Begin by eliminating the jump. Keep one foot on the ground and raise the other one out to your side as you swing your arms above your head (alternate legs with each rep). Once that becomes easy, you can go back to jumping with both legs, working your way up from a small hop.

“Also keep in mind that, like all plyometric exercises, the star jump is a high impact move, so you shouldn’t do it if you have joint issues or are overweight,” says Trevor Thieme, C.S.C.S., director of fitness and nutrition content at Openfit.

 

How to Make the Star Jump Harder

Want to turn the difficulty up a few notches and really get a cardio burn? We got you! “One way to make the star jump more challenging is to add a 180-degree turn when you jump, so that you land facing the opposite direction,” Thieme says.

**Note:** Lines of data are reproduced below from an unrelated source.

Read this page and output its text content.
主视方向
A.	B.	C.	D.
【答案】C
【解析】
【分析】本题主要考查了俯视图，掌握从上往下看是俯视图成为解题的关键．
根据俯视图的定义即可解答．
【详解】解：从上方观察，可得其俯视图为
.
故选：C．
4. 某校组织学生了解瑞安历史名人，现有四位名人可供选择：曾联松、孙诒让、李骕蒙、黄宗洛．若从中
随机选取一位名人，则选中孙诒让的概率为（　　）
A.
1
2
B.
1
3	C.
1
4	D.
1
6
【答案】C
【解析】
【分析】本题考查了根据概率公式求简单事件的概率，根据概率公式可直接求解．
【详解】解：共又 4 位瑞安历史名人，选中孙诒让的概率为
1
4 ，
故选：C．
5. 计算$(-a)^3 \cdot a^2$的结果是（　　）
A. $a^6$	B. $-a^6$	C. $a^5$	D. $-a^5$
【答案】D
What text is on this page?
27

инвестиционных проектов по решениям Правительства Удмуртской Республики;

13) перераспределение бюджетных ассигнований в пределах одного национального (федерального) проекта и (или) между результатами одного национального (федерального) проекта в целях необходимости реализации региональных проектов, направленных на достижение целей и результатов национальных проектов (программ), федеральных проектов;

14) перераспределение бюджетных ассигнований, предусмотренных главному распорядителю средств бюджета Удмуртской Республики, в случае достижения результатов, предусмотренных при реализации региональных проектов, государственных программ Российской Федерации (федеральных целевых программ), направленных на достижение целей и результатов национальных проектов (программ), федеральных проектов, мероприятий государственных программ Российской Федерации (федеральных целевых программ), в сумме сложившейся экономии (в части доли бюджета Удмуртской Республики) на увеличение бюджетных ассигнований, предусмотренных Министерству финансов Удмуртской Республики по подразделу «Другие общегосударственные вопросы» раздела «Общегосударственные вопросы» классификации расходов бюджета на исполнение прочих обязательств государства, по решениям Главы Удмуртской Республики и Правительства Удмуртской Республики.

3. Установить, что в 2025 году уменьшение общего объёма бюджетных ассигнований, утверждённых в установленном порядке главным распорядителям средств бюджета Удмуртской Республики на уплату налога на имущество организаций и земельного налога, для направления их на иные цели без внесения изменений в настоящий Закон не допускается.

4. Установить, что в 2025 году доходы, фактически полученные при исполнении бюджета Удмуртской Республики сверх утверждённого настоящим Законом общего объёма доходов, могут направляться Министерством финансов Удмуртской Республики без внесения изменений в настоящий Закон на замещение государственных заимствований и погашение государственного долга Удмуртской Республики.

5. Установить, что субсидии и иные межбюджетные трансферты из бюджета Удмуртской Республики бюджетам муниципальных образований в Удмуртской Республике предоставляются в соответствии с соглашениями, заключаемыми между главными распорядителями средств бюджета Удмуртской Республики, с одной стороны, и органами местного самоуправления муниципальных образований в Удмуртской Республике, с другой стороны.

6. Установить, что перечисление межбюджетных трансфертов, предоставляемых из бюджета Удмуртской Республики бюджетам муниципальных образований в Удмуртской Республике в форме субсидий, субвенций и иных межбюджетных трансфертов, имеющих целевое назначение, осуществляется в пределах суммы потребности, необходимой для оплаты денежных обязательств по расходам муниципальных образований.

You can also bump up the intensity by holding a pair of very light dumbbells or by wearing a weight vest. Just be mindful that adding weight to a plyometric move such as the star jump can increase the stress on your joints, so consult your doctor first.

 

Bonus Tip for Doing the Star Jump

As we mentioned before, the star jump is high impact. And although sprinkling high impact moves into your training plan can prove beneficial in many ways, it can also be taxing on your joints. The key to reducing your injury risk: “Land softly with your knees slightly bent, absorbing the impact with your legs as you immediately begin setting up for your next rep,” Thieme says.

 

Benefits of the Star Jump

The star jump is a plyometric move, meaning it requires you to propel your body off of the ground. Plyometrics, also known as plyo or jump training, has long been used to improve performance in countless sports — but you don’t have to be a professional athlete to try it or benefit from it. Research shows that regularly incorporating plyo exercises into your training can improve muscle activation, enhance neuromuscular coordination, and boost explosive power.

 

Muscles Targeted by the Star Jump

You might feel it most in your legs, but the star jump is a full-body exercise, working multiple muscle groups from head to toe, says Thieme. Here are its primary targets.

Quadriceps

Your quadriceps is a large muscle group located on the front of each thigh. It’s comprised of four heads: rectus femoris, vastus lateralis, vastus medialis, and vastus intermedius. Together, they work to extend your knees, helping you walk, stand up from a sitting position, and do anything else that requires you to straighten your legs.

Gluteal muscles

Your glutes are a group of three muscles (gluteus maximus, gluteus medius, and gluteus minimus) that comprise your buttocks. Their primary function is to extend your hips, making them vitally important for walking, running, and jumping.

Hamstrings

Your hamstrings are a group of three muscles (semitendinosus, semimembranosus, and biceps femoris) that run down the back of each of your legs. Together, they help bend your knees and extend your hips. Because they act on two joints, they’re known as “biarticular” muscles.

Calves

Your calves — located on the backs of your lower legs — are comprised of the gastrocnemius and soleus muscles. They pull your heels up to allow forward or vertical movement (e.g., walking, running, jumping).

Deltoids

Your deltoids, or delts, are the rounded, triangular muscles covering the tops of your shoulders. Each one is composed of three heads (anterior, lateral, and posterior) that help you raise your arms in all directions, including out to your sides and above your head during the star jump.